Cet objectif a été atteint en amenant des services dans les zones rurales, d'où le nom « Rompiendo Distancias » (Éliminer les distances) : salons de coiffure, bibliothèques, blanchisseries, soins à la personne ou repas livrés à domicile. Outre ces services, le projet consistait à soutenir les familles, à les aider à acquérir du matériel de soins, par exemple des fauteuils roulants et des déambulateurs, à améliorer l'accessibilité des maisons, comportant souvent des escaliers et d'autres obstacles, le tout en coordination avec les services sociaux et les associations à but non lucratif de chaque village.

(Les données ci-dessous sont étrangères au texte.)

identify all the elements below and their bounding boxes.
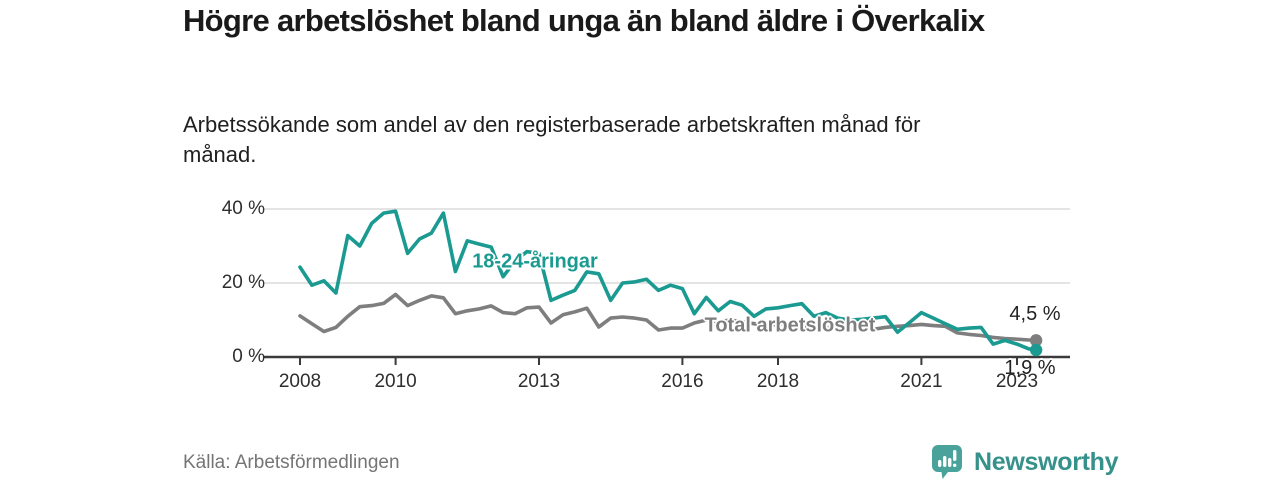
source-note: Källa: Arbetsförmedlingen [183, 452, 400, 473]
x-axis-label-2021: 2021 [900, 371, 943, 392]
newsworthy-logo: Newsworthy [930, 444, 1119, 480]
x-axis-label-2013: 2013 [517, 371, 561, 392]
newsworthy-wordmark: Newsworthy [974, 447, 1119, 476]
series-line-total [298, 292, 1038, 343]
y-axis-label-0: 0 % [232, 346, 265, 367]
end-value-label-youth: 1,9 % [1004, 357, 1056, 379]
x-axis-label-2010: 2010 [374, 371, 417, 392]
y-axis-label-40: 40 % [221, 198, 265, 219]
newsworthy-logo-icon [932, 445, 962, 479]
end-value-label-total: 4,5 % [1009, 303, 1061, 325]
x-axis-label-2018: 2018 [756, 371, 800, 392]
series-line-youth [298, 209, 1038, 352]
x-axis-label-2008: 2008 [278, 371, 322, 392]
y-axis-label-20: 20 % [221, 272, 265, 293]
series-label-youth: 18-24-åringar [472, 250, 598, 273]
series-end-dot-youth [1029, 343, 1043, 357]
x-axis-label-2016: 2016 [661, 371, 704, 392]
x-axis-label-2023: 2023 [995, 371, 1039, 392]
series-label-total: Total arbetslöshet [704, 314, 876, 337]
page-subtitle: Arbetssökande som andel av den registerb… [183, 112, 921, 167]
page-title: Högre arbetslöshet bland unga än bland ä… [183, 3, 985, 38]
series-end-dot-total [1029, 334, 1043, 347]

Ce type de programme requiert non seulement de l'argent, mais aussi une bonne planification, assure Pilar Rodríguez. « Il s'agit d'offrir des solutions différentes en fonction du lieu, de procéder à diagnostic du territoire et de ses habitants et de trouver des ressources. Ce sont les services qui doivent s'adapter à leurs besoins, et non l'inverse. »

Il existe d'autres projets européens qui aident les personnes âgées en milieu rural en rendant certains services plus accessibles. La Finlande, par exemple, a mis en place des centres de santé mobiles ; en France, la poste propose des visites préventives aux personnes âgées isolées ; l'Allemagne s'efforce d'instaurer des services de santé mentale dans des exploitations agricoles.

Actuellement, à Valladolid (Espagne), un projet pilote financé par la Commission européenne, Rural Care, vise à unir les efforts de diverses administrations locales, régionales et nationales pour coordonner les services sociaux et de santé, des acteurs publics et privés, afin de permettre aux personnes âgées de vieillir dignement dans leur village. Ce projet s'adresse aux ménages à risque, c'est-à-dire aux personnes seules ou dépendantes ; leurs besoins sont analysés et un plan d'aide personnalisé est réalisé, en collaboration avec la personne âgée elle-même.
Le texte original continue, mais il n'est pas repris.